World-renowned Iranian film director and peace activist, Jafar Panahi, and his artistic collaborator, Mohammad Rasoulof continue to face an uncertain future. Both men were charged with “propaganda against the state” in December, 2010, and sentenced to six years in jail.
Their lives have been in limbo for the past five months as each day carries with it the dreaded possibility of starting this lengthy period of incarceration. Panahi also received a 20-year ban on filmmaking, traveling abroad, and speaking with the media, which has been in effect since the sentencing.
Film, television and the media in Iran are regulated by the Ministry of Culture and Islamic Guidance and its severe censorship laws. Panahi was convicted of collusion and “propaganda against the state” for making a film deemed to be against the government, and for his alleged involvement in inciting the protests following the disputed 2009 Iranian presidential election.
Panahi is no stranger to governmental harassment and detainment. He was briefly arrested in July 2009 during a gathering at a cemetery in Tehran to mourn the death of Neda Agha-Soltan, a young woman apparently killed by Basij militia in a protest at the outcome of the presidential election. Upon his release he was prohibited from traveling abroad, including to the 2009 Berlin Film Festival and the 2010 Venice International Film Festival, in which he was invited to participate.
He was arrested again in March 2010 and sent to Iran’s notorious Evin Prison for nearly three months, at which time he was subjected to degrading treatment and went on a nine-day hunger strike in protest. His detainment prevented him from accepting an invitation to be a judge at the 2010 Cannes Film Festival.
The charges against Panahi and Rasoulof are ludicrous. Their sentences are inhumane. These men have been deprived of their passion, stripped of their dignity, silenced and imprisoned by what can only be described as an Orwellian justice system.
Amnesty International joined forces with Academy Award-winning filmmaker and founder of Artists for Peace and Justice, Paul Haggis, in a campaign to demand that Panahi and Rasoulof’s sentences be overturned. The resulting petition was signed by over 20,000 people, including internationally celebrated filmmakers Martin Scorsese, Sean Penn, Harvey Weinstein, Ron Howard, Ridley Scott, Edward Zwick, Mosen Makhmalbaf, Michael Apted and Phillip Noyce, among countless others.

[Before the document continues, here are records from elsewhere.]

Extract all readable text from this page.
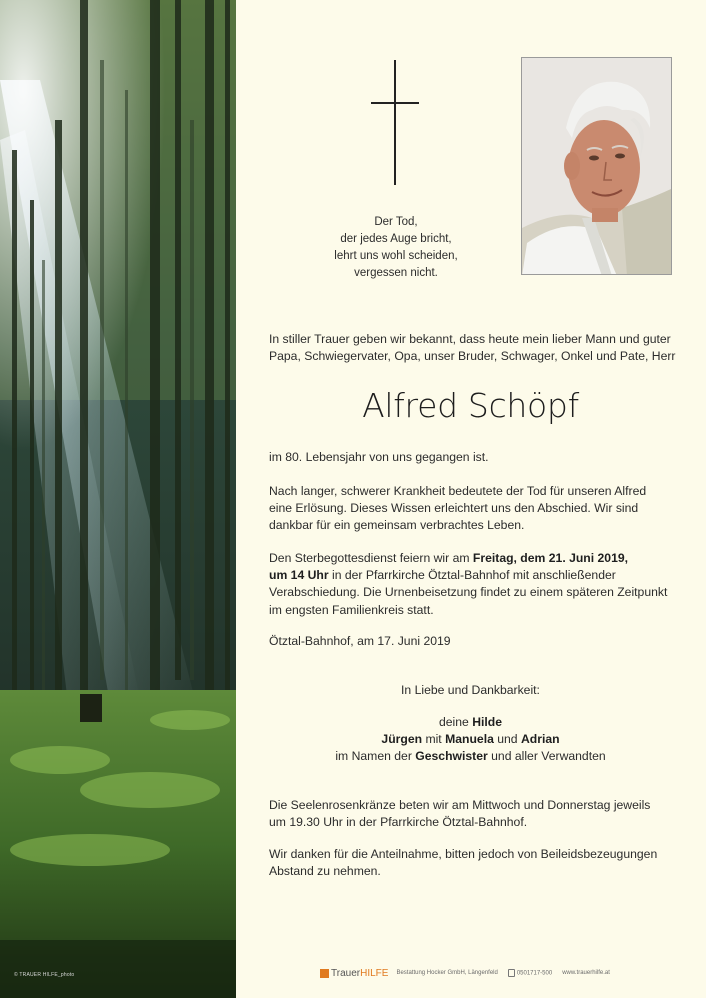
© TRAUER HILFE_photo
Der Tod,
der jedes Auge bricht,
lehrt uns wohl scheiden,
vergessen nicht.
In stiller Trauer geben wir bekannt, dass heute mein lieber Mann und guter
Papa, Schwiegervater, Opa, unser Bruder, Schwager, Onkel und Pate, Herr
Alfred Schöpf
im 80. Lebensjahr von uns gegangen ist.
Nach langer, schwerer Krankheit bedeutete der Tod für unseren Alfred
eine Erlösung. Dieses Wissen erleichtert uns den Abschied. Wir sind
dankbar für ein gemeinsam verbrachtes Leben.
Den Sterbegottesdienst feiern wir am Freitag, dem 21. Juni 2019,
um 14 Uhr in der Pfarrkirche Ötztal-Bahnhof mit anschließender
Verabschiedung. Die Urnenbeisetzung findet zu einem späteren Zeitpunkt
im engsten Familienkreis statt.
Ötztal-Bahnhof, am 17. Juni 2019
In Liebe und Dankbarkeit:
deine Hilde
Jürgen mit Manuela und Adrian
im Namen der Geschwister und aller Verwandten
Die Seelenrosenkränze beten wir am Mittwoch und Donnerstag jeweils
um 19.30 Uhr in der Pfarrkirche Ötztal-Bahnhof.
Wir danken für die Anteilnahme, bitten jedoch von Beileidsbezeugungen
Abstand zu nehmen.
TrauerHILFE Bestattung Hocker GmbH, Längenfeld	0501717-500 www.trauerhilfe.at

International film festivals such as Berlin, Venice and Cannes have shown their solidarity with Panahi and Rasoulof, as have organizations such as the Directors Guild of America and the LA Film Critics Association.
The freedom of thought and expression is protected by the International Covenant on Civil and Political Rights to which Iran is a signatory. Artists, journalists and activists are particularly attuned to the importance of these rights due to the nature of our work. I believe we have an obligation to use our freedom of expression to ensure those same rights exist for our counterparts, and indeed everyone across the world.
On June 8, 2011, I joined a delegation of Amnesty International luminaries lead by Haggis and Amnesty USA Executive Director Larry Cox, to deliver our petitions to the Iran Mission to the United Nations in New York.
Panahi and Rasoulof’s unfortunate plight has really struck a chord with people because it highlights the most fundamental violation in human rights: the right to think and speak freely.
While we campaign for their freedom we also hope to draw the world’s attention to the dire human rights situation in Iran today, including the clampdown on media and wrongful imprisonment of journalists, the persecution of minorities such as members of the Baha’i faith, the lack of equality between men and women before the law, the execution of juvenile offenders, the lack of due process, and the crackdown on human rights defenders such as prominent human rights attorney Nasrin Sotoudeh and student activist Majid Tavakoli.
As Amnesty International celebrates its 50th year, and with 3 million members worldwide, we’ve seen how the countless letters written and campaigns waged on behalf of our prisoners of conscience have lead to a raised awareness and in many cases contributed to their eventual release. We hope the same will be true for Panahi and Rasoulof, that their sentences are overturned and their inalienable rights are fully recognized.
Nazanin Boniadi is a British-Iranian actress, activist and a Spokesperson for Amnesty International USA.